By Chiedu Uche Okoye
Sir: It was Hugo Grotius, who said this: “Government comes and goes, but a state remains forever.” But does this axiomatic political saying hold true today based on political happenings in our world? The balkanization of countries has exploded the truism of Hugo Grotius postulation or theory. The dismemberment of Soviet Union is still in living memory. And millions of people, who are alive today, have witnessed the disintegration of Czechoslovakia, Yugoslavia, Ethiopia, Somalia, and others. So, the map of the world is being drawn and re-drawn, with the emergence of new nation-states.
The agitation for statehood by some secessionists and freedom fighters necessitated my asking this question: will Nigeria break up in the foreseeable future?

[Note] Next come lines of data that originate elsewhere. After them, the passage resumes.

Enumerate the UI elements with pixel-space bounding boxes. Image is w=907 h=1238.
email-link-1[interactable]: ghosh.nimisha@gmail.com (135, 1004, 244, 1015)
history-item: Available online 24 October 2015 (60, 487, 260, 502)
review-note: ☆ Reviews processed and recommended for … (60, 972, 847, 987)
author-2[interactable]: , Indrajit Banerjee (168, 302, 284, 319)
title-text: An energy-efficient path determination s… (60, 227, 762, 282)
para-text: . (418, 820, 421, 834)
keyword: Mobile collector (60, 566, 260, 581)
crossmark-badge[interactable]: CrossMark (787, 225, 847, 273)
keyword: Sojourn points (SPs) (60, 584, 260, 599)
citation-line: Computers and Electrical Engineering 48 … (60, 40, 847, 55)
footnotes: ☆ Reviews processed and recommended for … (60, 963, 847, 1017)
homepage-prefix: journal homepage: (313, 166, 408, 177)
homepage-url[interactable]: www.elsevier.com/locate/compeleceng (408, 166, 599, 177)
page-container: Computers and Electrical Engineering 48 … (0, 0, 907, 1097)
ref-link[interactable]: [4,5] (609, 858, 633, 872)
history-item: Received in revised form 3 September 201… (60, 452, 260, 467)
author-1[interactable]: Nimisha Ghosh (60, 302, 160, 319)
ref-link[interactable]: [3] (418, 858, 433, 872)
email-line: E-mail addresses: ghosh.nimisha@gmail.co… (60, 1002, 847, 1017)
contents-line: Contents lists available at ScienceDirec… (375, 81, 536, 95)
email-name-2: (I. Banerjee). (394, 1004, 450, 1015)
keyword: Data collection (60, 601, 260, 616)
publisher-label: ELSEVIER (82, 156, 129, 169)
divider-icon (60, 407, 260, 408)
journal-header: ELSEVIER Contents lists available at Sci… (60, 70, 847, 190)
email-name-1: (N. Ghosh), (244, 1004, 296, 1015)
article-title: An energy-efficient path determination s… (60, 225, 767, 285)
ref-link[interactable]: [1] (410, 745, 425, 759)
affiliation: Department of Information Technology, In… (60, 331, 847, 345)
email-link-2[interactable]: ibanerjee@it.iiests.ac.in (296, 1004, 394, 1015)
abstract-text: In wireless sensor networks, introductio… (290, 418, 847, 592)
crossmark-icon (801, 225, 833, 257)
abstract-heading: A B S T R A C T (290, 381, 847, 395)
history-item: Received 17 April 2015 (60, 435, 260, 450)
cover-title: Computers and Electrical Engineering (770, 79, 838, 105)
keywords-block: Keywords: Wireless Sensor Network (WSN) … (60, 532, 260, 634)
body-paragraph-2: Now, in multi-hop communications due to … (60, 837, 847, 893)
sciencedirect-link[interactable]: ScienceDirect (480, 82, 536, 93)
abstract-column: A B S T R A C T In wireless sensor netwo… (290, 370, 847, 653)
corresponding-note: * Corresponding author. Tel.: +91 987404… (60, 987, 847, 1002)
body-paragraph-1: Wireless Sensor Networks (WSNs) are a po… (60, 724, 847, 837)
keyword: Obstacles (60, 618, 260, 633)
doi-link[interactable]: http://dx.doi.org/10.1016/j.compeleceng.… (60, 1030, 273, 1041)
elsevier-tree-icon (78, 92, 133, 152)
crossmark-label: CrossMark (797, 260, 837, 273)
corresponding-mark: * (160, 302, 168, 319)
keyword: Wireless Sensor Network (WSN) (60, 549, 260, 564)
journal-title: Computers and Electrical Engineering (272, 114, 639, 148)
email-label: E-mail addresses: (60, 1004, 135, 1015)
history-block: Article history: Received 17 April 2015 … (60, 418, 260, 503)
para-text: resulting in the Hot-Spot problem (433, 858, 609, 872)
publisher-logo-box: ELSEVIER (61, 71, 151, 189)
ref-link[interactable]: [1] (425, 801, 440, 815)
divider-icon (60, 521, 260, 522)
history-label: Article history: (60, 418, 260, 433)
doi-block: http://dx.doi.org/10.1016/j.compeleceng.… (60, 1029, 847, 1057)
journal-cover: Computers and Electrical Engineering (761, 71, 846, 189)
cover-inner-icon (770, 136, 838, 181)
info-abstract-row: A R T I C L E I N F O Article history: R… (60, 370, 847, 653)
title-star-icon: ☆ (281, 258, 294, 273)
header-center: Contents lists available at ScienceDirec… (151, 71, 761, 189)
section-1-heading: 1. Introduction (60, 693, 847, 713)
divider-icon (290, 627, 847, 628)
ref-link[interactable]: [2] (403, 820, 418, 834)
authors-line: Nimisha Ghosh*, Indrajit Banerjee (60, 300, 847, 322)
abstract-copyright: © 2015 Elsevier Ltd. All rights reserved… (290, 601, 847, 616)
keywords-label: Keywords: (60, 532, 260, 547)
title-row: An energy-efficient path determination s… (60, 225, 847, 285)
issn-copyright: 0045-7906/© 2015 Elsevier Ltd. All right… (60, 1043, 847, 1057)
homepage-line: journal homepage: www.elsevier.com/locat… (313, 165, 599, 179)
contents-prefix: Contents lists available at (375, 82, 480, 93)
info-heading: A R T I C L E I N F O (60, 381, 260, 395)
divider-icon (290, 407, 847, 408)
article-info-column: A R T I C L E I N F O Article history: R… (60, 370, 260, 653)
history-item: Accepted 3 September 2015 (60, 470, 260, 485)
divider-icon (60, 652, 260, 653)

At the end of the Biafra- Nigeria civil war in 1970, the slogan of “no victor, no vanquished” which was propagated by Yakubu Gowon, gained resonance among the people (s) of Nigeria. And, in 1973, the Gowon military administration established the National Youth Service Corps (NYSC) programme to entrench peace and unity in Nigeria.
But has Nigeria achieved true peace and unity since then?
It should be noted that since the end of the civil war in 1970, the ruling political class and military juntas have been treating the Igbo people and Igbo territory as conquered people and conquered territory, respectively. The Igbo people are chafing and choking under the stranglehold of the fascist hegemony.
Lack of egalitarianism, inequity, injustice, and unfairness, which have characterized Nigeria, are not forces for the enthronement of peace and unity in any country. And President Buhari’s ethnocentrism, insularity, and provincial outlook have further bifurcated Nigeria along ethnic and religious lines, and stalled its march to economic and technological greatness.
So, Nigeria is fast morphing to a banana republic what with the issues of insecurity of lives and property, economic and technological backwardness, and disunity militating against the rise of Nigeria to greatness.
In order that Nigeria should remain as one country, and achieve rapid national development, President Buhari should get out of his provincial cloak, become broad-minded, and learn to look at issues from perspectives other than religion and ethnic origins. He should imbibe the notion that Sunday Igboho and Nnamdi Kanu reserve the right to agitate. And, he should address the issues that have given rise to their clamour for statehood instead of clamping down on them, and muzzling the voices of dissent.
I would like President Buhari to acquiesce into the idea of ceding the presidential seat to the Southeast, the homeland of the Igbo people in 2023. Doing that will diffuse political tension in the country , assure the Igbo people that they are not unwanted people in Nigeria, and set our country on the path of achieving true peace and unity, which is a sine qua non for our country’s leap to the summit of economic and technological greatness.
- Chiedu Uche Okoye, Uruowulu-Obosi, Anambra State.